A remake of the 1990 Paul Verhoeven/Arnold Schwarzenegger film, Total Recall follows Douglas Quaid (Colin Farrell), a factory worker with a seemingly mundane life who starts to suspect he’s a secret agent after visiting Rekall, a company that creates false memories for their clients.
It’s hard to go and see a remake of a film without having prejudices. Total Recall (1990) is brilliant in many ways but it is your typical Arnie movie in that it’s cheesy, the acting is wooden and by today’s standards the effects are a little bit, well, rubbish.
So could a remake do a better job and be more respectful of the Philip K. Dick’s short story, We Can Remember It For You Wholesale, upon which both films are based? Well the producers said that it would more closely follow the story, but does that, along with modern special effects, some big A-List stars and plenty of hype make it a great film? As we find out all of the time, no.
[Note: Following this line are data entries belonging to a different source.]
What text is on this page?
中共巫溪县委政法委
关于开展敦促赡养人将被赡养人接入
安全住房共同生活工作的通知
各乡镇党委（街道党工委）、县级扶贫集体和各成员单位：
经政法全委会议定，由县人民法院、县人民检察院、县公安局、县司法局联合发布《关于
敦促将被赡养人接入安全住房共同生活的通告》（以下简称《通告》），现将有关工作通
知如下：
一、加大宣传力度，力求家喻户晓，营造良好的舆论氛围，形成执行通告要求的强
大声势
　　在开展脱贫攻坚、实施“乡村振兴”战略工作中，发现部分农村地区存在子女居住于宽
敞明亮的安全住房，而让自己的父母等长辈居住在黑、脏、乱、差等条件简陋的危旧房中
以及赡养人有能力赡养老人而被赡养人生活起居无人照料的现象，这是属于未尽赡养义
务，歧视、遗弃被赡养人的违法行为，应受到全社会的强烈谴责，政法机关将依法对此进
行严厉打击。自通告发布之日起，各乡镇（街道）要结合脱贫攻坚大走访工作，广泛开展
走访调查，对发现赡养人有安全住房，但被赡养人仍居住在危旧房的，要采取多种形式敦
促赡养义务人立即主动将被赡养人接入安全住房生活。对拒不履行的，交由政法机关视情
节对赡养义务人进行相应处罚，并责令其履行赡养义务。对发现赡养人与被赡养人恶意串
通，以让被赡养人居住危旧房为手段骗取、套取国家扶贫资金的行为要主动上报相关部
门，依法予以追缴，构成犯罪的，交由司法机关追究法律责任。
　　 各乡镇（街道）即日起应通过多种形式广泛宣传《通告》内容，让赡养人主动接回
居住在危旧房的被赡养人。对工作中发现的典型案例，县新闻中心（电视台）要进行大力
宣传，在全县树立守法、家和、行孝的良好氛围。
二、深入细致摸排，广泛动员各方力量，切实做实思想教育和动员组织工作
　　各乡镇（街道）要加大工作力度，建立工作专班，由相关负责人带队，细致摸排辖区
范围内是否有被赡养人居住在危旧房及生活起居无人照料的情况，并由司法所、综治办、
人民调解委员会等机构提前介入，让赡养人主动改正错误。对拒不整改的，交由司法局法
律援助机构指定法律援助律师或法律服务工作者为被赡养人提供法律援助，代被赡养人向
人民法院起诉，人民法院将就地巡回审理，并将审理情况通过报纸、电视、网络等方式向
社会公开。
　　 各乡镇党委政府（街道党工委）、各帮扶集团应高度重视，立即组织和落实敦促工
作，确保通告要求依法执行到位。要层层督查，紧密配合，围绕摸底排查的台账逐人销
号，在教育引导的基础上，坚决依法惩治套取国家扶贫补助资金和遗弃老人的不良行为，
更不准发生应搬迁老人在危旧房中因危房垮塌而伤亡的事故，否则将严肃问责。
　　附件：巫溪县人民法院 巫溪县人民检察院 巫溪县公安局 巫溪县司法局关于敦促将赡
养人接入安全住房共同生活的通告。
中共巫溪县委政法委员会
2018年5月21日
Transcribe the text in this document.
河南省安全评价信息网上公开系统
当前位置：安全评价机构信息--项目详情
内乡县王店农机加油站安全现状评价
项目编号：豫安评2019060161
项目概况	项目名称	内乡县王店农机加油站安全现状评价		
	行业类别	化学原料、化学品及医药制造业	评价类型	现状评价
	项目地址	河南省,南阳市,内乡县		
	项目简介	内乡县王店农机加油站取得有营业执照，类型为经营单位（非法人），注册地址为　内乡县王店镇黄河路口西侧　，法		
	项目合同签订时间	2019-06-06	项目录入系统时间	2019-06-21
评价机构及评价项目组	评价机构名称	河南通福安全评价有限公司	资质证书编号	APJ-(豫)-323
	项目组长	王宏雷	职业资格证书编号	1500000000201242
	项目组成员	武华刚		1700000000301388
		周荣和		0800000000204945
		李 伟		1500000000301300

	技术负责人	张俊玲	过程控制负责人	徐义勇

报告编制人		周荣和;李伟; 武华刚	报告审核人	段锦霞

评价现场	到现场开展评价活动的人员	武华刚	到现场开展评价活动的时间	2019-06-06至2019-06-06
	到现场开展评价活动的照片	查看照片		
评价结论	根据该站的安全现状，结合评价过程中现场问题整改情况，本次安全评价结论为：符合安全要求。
If you’ve seen the original, or even if you haven’t, the story is simple. Set in the next century, Douglas Quaid (Colin Farrell) has a boring life. Apart from being married to the stunning Lori (Kate Beckinsale) he apparently doesn’t have much fun in his life. So when he hears about a company called Rekall that can implant exciting but false memories, he goes along hoping to see if they can spice up his life. He chooses the memory of a secret agent. Within seconds things start to happen that convince him he must be a spy and that the life he knew was just a cover.
It’s not a deep movie, there is some mild suggestion that everything Quaid is experiencing is part of the false memory, but the audience’s intelligence isn’t insulted by trying to convince us this is a massive twist. In fact it’s just a typical run of the mill action movie with goodies, baddies, sexy ladies, hunky men and lots of explosions.
There are nods to the original, the large lady going through customs and the “you’re gonna wish you hand three hands” moment, but despite its vastly different background story, with the resistance fighting occurring on earth rather than Mars, the original is still much, much, MUCH better.
The problem with the remake is you don’t care about the resistance, in fact I’m not entirely sure what all the fuss is about anyway. OK there’s a bad man leading the so called oppressors (Bryan Cranston), but no one really seems to care other than a small band of freedom fighters. What happens when they win anyway? There’s no earth equivalent of that big alien terraforming plant on Mars, so from what we can see things will remain as rubbish as they always have been, minus the bad man at the top.
Yes, the effects are brilliant, as we expected, and there is an intriguing back story about Earth being all but decimated by chemical warfare so the surviving population is left to live in cramped conditions in just two ‘healthy’ territories, Judge Dredd anyone? But, it’s just not good enough to get us on-board. A straight copy of the original might have been better, but then there’d still be something missing, and we never thought we’d say this, but we missed Arnie. Of course he’s a rubbish actor, but that means he’s perfect for certain characters and the beefcake naivety he used to play the original Quiad made the character his, Farrell just doesn’t come close.
There was one welcome surprise though; Beckinsale was brilliant as Quaid’s faux wife and then hunter. Amalgamating two characters originally played by Sharon Stone and Michael Ironside, she clearly has stepped up her game to prove she wasn’t just hired because hubby’s the director and we loved watching her go from loving wife to angry, almost psychotic, spy.
But by comparison, lacklustre performances from Jessica Biel and Bokeem Woodbine and quite frankly not enough Bill Nighy or John Cho make you yearn for the backdrop of Mars, the loveable mutants and occasional action scene. Strangely this remake does seems to have too much action, there’s hardly a moment when someone isn’t being chased or blown up, which gets a bit tiresome and after a while you’re left impatiently waiting for the end so you can get a Johnny Cab home.
Best scene: Quaid asks an ‘enhanced for your pleasure’ lady directions to Rekall.